Section 366.26, subdivision (c)(1)(B)(i) provides for an exception to a court’s decision to terminate parental rights. The exception applies when “[t]he parents have maintained regular visitation and contact with the child and the child would benefit from continuing the relationship.” (§ 366.26, subd. (c)(1)(B)(i).) The parent bears the burden of proving that the exception applies. (In re Cristella C. (1992) 6 Cal.App.4th 1363, 1372-1373; In re Lorenzo C. (1997) 54 Cal.App.4th 1330, 1345.) “The exception applies only where the court finds regular visits and contact have continued or developed a significant, positive, emotional attachment from child to parent.” (In re Autumn H. (1994) 27 Cal.App.4th 567, 575.) This means that “the relationship promotes the well-being of the child to such a degree as to outweigh the well-being the child would gain in a permanent home with new, adoptive parents.” (Ibid.)
It is somewhat arguable that Mother meets the first requirement of the exception—regular visits. Prior to the six-month review, Mother attended “the majority” of weekly visits, although she regularly arrived late. Between the six- and twelve-month reviews, mother attended seven of the eleven weekly visits, missing four visits. Between the twelve-month review and the section 366.26 hearing, Mother’s visits were “inconsistent,” in that she missed about one weekly visit per month.

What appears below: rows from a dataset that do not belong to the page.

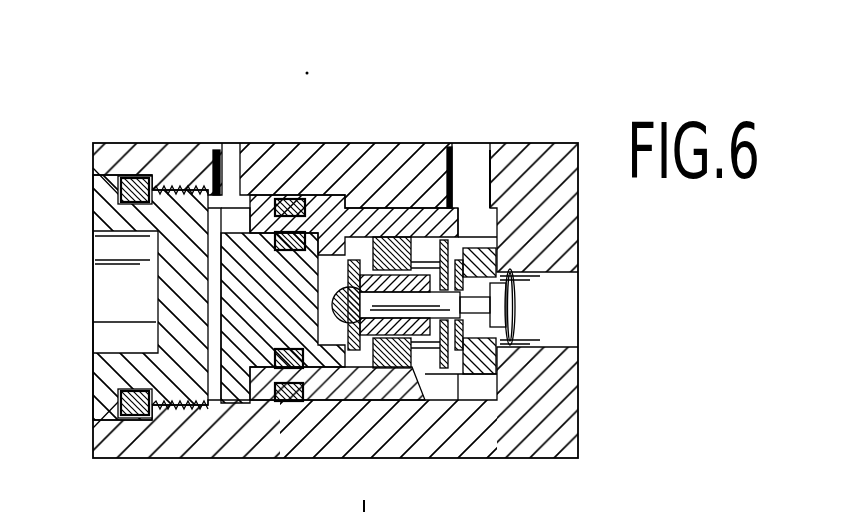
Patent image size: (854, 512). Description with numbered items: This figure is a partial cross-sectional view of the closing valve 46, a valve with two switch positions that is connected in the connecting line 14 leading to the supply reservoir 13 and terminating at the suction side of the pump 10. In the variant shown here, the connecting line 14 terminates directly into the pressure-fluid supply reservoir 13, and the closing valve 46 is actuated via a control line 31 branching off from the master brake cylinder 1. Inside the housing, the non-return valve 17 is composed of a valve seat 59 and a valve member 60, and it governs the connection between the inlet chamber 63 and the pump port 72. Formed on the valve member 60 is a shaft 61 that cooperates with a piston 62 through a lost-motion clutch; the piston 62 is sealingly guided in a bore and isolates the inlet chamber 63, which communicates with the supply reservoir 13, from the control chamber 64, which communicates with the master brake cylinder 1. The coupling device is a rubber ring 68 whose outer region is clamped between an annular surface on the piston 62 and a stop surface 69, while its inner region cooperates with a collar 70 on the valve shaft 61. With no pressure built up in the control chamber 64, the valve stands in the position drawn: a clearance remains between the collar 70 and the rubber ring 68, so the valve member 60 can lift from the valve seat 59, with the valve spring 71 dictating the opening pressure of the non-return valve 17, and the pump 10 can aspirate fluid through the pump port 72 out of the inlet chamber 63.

The master brake cylinder 1 is at (232, 172).
The pump 10 is at (553, 308).
The supply reservoir 13 is at (466, 175).
The connecting line 14 is at (480, 168).
The non-return valve 17 is at (525, 235).
The control line 31 is at (210, 160).
The closing valve 46 is at (77, 418).
The valve seat 59 is at (500, 352).
The valve member 60 is at (515, 330).
The shaft 61 is at (458, 367).
The piston 62 is at (262, 330).
The inlet chamber 63 is at (440, 345).
The control chamber 64 is at (215, 355).
The rubber ring 68 is at (398, 335).
The stop surface 69 is at (430, 340).
The collar 70 is at (337, 372).
The valve spring 71 is at (506, 246).
The pump port 72 is at (568, 316).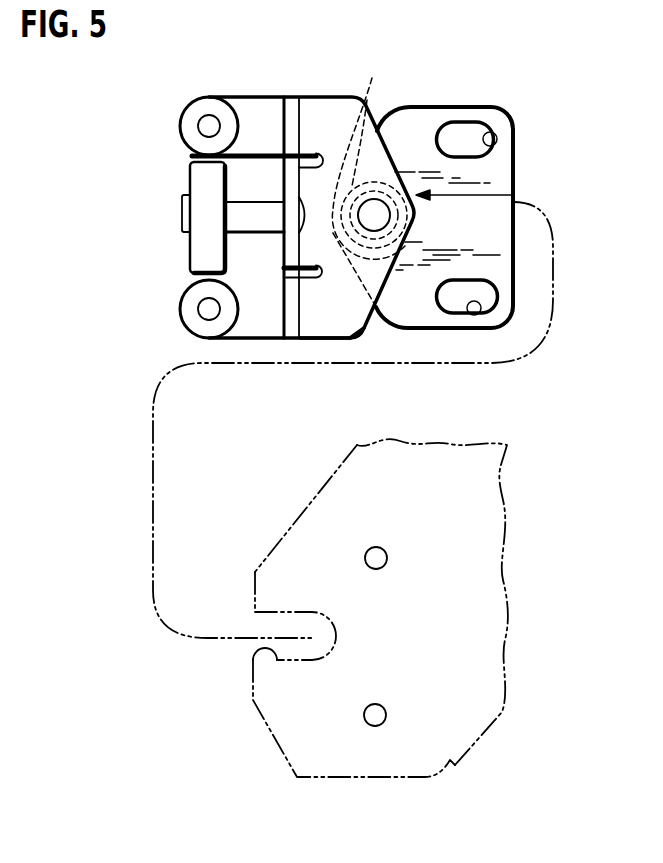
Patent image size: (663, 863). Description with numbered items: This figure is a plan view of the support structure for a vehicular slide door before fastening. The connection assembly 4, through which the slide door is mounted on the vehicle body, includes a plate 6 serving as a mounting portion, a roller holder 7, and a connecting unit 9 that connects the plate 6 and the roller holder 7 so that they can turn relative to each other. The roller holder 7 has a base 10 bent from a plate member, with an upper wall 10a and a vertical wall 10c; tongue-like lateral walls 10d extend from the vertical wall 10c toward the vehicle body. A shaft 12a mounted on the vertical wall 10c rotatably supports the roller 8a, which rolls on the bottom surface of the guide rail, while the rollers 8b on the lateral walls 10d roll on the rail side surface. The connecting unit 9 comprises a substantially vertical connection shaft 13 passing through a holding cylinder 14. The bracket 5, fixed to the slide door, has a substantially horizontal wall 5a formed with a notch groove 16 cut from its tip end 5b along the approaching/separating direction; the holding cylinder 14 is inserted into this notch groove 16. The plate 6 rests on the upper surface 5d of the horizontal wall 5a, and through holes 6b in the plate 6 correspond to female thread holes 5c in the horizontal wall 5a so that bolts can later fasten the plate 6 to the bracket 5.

The connection assembly 4 is at (471, 207).
The bracket 5 is at (382, 517).
The horizontal wall 5a is at (497, 585).
The tip end 5b is at (255, 583).
The female thread holes 5c is at (376, 547).
The upper surface 5d is at (385, 762).
The plate 6 is at (502, 180).
The through holes 6b is at (496, 136).
The roller holder 7 is at (363, 353).
The roller 8a is at (189, 250).
The rollers 8b is at (182, 125).
The connecting unit 9 is at (379, 153).
The base 10 is at (297, 222).
The upper wall 10a is at (320, 340).
The vertical wall 10c is at (275, 248).
The lateral walls 10d is at (237, 97).
The shaft 12a is at (252, 210).
The connection shaft 13 is at (377, 210).
The holding cylinder 14 is at (427, 46).
The notch groove 16 is at (250, 654).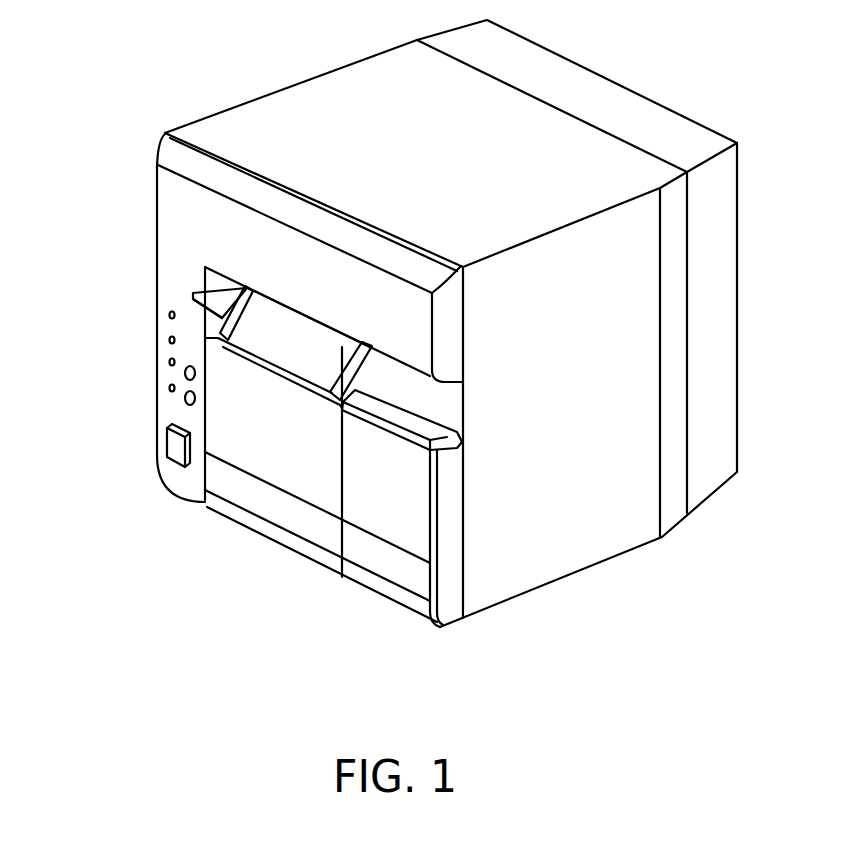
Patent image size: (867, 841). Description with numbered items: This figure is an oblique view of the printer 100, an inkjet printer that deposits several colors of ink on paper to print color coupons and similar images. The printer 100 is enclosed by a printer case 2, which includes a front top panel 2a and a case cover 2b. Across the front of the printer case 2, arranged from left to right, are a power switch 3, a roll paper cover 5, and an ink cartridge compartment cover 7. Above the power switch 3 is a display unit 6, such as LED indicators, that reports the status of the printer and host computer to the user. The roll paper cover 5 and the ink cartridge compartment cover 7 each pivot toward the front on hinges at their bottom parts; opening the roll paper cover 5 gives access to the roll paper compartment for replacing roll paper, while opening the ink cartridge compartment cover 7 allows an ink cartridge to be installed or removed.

The printer 100 is at (137, 224).
The printer case 2 is at (213, 24).
The front top panel 2a is at (173, 185).
The case cover 2b is at (238, 114).
The power switch 3 is at (172, 447).
The roll paper cover 5 is at (280, 470).
The display unit 6 is at (158, 310).
The ink cartridge compartment cover 7 is at (397, 528).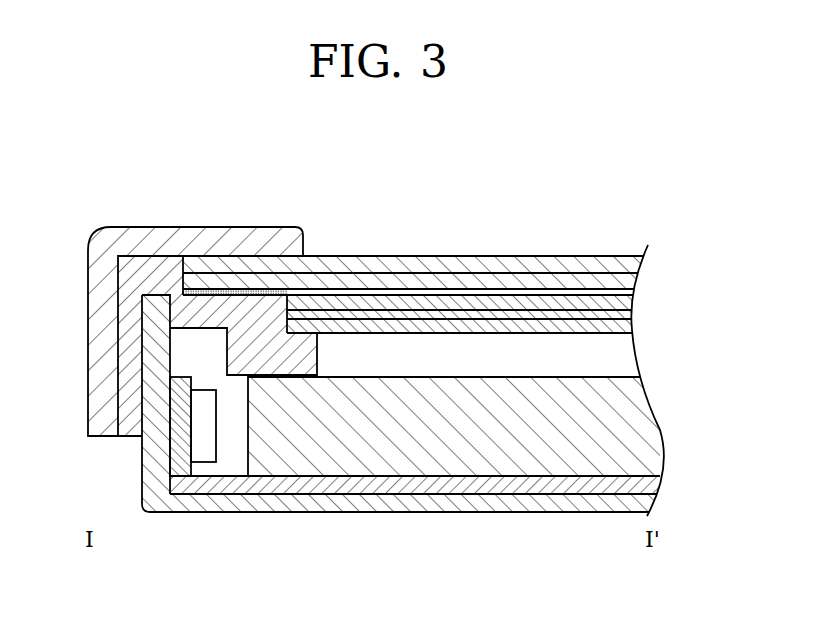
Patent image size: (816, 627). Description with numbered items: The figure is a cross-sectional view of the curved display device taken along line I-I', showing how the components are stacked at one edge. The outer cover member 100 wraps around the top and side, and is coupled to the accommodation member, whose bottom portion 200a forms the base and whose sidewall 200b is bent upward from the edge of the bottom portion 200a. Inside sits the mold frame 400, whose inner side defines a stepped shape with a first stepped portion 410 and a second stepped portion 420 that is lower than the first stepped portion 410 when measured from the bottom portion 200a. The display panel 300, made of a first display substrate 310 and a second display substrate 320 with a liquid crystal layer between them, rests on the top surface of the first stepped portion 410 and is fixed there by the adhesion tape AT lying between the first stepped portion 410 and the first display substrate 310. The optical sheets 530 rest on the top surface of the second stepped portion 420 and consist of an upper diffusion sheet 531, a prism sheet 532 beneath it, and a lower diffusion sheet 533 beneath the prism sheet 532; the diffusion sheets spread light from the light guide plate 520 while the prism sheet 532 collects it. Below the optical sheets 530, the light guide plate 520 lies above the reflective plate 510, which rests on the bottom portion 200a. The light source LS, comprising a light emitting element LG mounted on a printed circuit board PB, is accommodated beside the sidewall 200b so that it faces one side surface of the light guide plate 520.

The cover member 100 is at (97, 342).
The bottom portion 200a is at (645, 502).
The sidewall 200b is at (155, 452).
The display panel 300 is at (483, 274).
The first display substrate 310 is at (640, 278).
The second display substrate 320 is at (642, 262).
The mold frame 400 is at (137, 283).
The first stepped portion 410 is at (255, 300).
The second stepped portion 420 is at (302, 337).
The reflective plate 510 is at (640, 485).
The light guide plate 520 is at (650, 423).
The optical sheets 530 is at (535, 325).
The upper diffusion sheet 531 is at (633, 298).
The prism sheet 532 is at (633, 312).
The lower diffusion sheet 533 is at (633, 327).
The adhesion tape AT is at (267, 293).
The printed circuit board PB is at (180, 467).
The light emitting element LG is at (205, 452).
The light source LS is at (200, 489).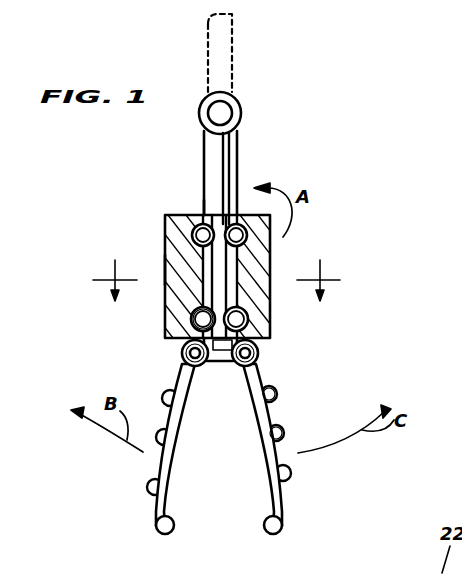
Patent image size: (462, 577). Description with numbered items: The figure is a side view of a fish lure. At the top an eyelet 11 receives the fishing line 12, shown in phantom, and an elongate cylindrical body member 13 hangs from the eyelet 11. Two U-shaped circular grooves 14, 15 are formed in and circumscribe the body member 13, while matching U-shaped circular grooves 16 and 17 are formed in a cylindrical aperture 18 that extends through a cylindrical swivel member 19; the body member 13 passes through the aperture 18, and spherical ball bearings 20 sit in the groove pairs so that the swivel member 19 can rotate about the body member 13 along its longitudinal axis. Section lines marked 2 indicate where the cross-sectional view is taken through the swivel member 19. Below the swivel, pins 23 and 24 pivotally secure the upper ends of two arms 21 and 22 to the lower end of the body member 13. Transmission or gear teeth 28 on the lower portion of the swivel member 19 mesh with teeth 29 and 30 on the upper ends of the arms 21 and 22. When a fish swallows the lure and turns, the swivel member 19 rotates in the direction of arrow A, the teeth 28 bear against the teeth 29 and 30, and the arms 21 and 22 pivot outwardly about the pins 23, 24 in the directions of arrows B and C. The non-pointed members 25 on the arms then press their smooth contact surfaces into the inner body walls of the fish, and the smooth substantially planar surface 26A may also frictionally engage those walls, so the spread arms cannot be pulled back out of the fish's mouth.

The section line 2- 2 is at (216, 285).
The eyelet 11 is at (240, 113).
The fishing line 12 is at (231, 63).
The elongate cylindrical body member 13 is at (198, 155).
The U-shaped circular groove 14 is at (204, 212).
The U-shaped circular groove 15 is at (172, 268).
The U-shaped circular groove 16 is at (181, 217).
The U-shaped circular groove 17 is at (191, 322).
The cylindrical aperture 18 is at (248, 215).
The cylindrical swivel member 19 is at (158, 217).
The spherical ball bearings 20 is at (193, 237).
The arm 21 is at (136, 487).
The arm 22 is at (302, 517).
The pin 23 is at (184, 365).
The pin 24 is at (262, 361).
The members 25 is at (277, 393).
The smooth substantially planar surface 26A is at (282, 452).
The transmission or gear teeth 28 is at (191, 319).
The teeth 29 is at (182, 352).
The teeth 30 is at (258, 348).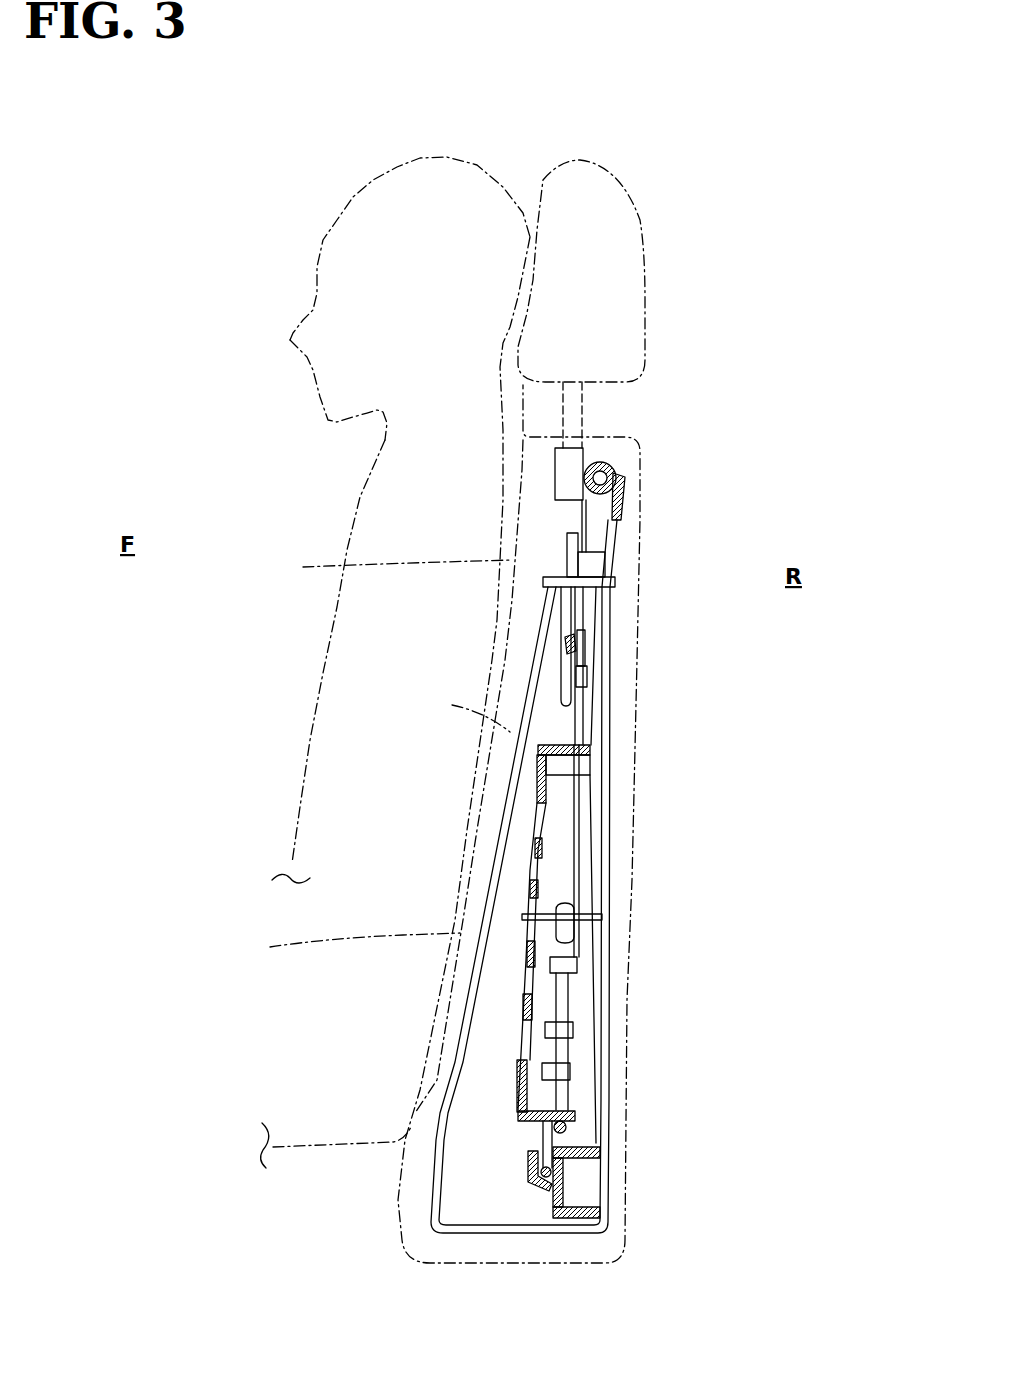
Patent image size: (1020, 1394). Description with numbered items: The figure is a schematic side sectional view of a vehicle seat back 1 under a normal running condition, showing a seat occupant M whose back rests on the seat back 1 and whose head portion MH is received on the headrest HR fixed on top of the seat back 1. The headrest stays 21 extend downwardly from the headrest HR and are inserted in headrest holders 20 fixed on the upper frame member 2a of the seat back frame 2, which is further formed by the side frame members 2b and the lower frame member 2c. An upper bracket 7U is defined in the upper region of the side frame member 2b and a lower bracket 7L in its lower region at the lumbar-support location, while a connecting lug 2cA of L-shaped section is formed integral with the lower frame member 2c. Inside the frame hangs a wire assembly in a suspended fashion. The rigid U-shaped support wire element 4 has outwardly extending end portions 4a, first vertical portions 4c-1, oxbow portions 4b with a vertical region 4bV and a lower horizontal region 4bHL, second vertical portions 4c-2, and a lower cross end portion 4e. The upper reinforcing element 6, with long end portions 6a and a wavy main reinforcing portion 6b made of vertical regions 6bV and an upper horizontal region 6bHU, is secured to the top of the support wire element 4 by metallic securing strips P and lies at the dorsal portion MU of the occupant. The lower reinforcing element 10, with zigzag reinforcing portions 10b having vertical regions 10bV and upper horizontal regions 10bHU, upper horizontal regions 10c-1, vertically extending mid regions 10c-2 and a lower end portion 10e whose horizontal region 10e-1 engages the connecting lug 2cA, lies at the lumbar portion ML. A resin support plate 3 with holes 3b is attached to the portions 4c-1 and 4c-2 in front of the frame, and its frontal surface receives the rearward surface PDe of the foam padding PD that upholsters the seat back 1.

The head portion MH is at (432, 157).
The headrest HR is at (597, 157).
The seat occupant M is at (357, 497).
The dorsal portion MU is at (386, 567).
The lumbar portion ML is at (345, 1050).
The seat back 1 is at (650, 472).
The seat back frame 2 is at (608, 697).
The upper frame member 2a is at (612, 466).
The side frame member 2b is at (603, 778).
The lower frame member 2c is at (553, 1212).
The connecting lug 2cA is at (528, 1176).
The support plate 3 is at (536, 795).
The holes 3b is at (541, 824).
The support wire element 4 is at (583, 807).
The outwardly horizontally extending end portion 4a is at (581, 632).
The oxbow portion 4b is at (588, 934).
The vertical region 4bV is at (578, 963).
The lower horizontal region 4bHL is at (562, 998).
The first rectilinearly-extending vertical portion 4c-1 is at (586, 713).
The second rectilinearly-extending vertical portion 4c-2 is at (560, 1052).
The lower cross end portion 4e is at (558, 1125).
The upper reinforcing element 6 is at (522, 611).
The long end portion 6a is at (563, 535).
The main reinforcing portion 6b is at (557, 678).
The upper horizontal region 6bHU is at (566, 648).
The vertical region 6bV is at (563, 668).
The upper bracket 7U is at (552, 572).
The lower bracket 7L is at (572, 918).
The lower reinforcing element 10 is at (493, 1003).
The reinforcing portion 10b is at (530, 913).
The upper horizontal region 10bHU is at (544, 906).
The vertical region 10bV is at (553, 933).
The upper horizontal region 10c-1 is at (560, 984).
The vertically-extending mid region 10c-2 is at (560, 1055).
The lower end portion 10e is at (510, 1143).
The horizontal region 10e-1 is at (532, 1152).
The headrest holder 20 is at (555, 472).
The headrest stay 21 is at (576, 412).
The securing strip P is at (588, 675).
The foam padding PD is at (490, 815).
The rearward surface PDe is at (453, 710).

It is, however, not arguable that Mother meets the second requirement of the exception—that the children have a “significant, positive, emotional attachment” to Mother, such that the benefits to the children from continuing the parent-child bond would outweigh the benefits to the children from being adopted. This is especially true in view of the fact that Mother carried the burden of proof in the juvenile court and chose not to present any evidence or argument on this point. The following evidence as to the children’s attachment to Mother is in the record on appeal. Prior to the six-month review, the children enjoyed visiting with Mother and appeared comfortable with her, and there were no problems with transitions, either before or after the visits. Between the six- and twelve-month reviews, the visits were “generally positive.” However, between the twelve-month review and the section 366.26 hearing, the children behaved negatively when returning from visiting with Mother. In the report prepared for the section 366.26 hearing, the social worker commented that Mother had difficulty taking the initiative when the children began to fight and that, while the visits were generally positive, the children appeared to view Mother as a playmate rather than in a parental role. None of this indicates that the children had a positive, significant emotional attachment to Mother, the benefits of which would outweigh the benefits they would receive by being adopted by their current foster mother.
To the contrary, the record manifests that the children have bonded with the foster mother since being placed with her for respite care on June 1, 2007. First, even Mother and Father requested in August of 2007 that the children remain with the current foster mother rather than returning to their first placement “as they have been impressed with changes seen in the children, and how they interact during visits.” Second, the children “have a secure bond and attachment to [the foster mother] and look to her for comfort and security... and refer to her as “mama.” Third, the social worker commented in the twelve-month review report that she had observed the children “to delight in the presence of their [foster mother].” Thus, given the dearth of evidence that the children were attached to Mother as compared to the ample evidence that they were attached to the foster mother, we conclude that, even had Mother not waived this point by failing to raise it in the juvenile court, Mother’s parental bond argument is without merit.
Disposition
The judgment of the juvenile court is affirmed.
We concur: McKINSTER, J., MILLER, J.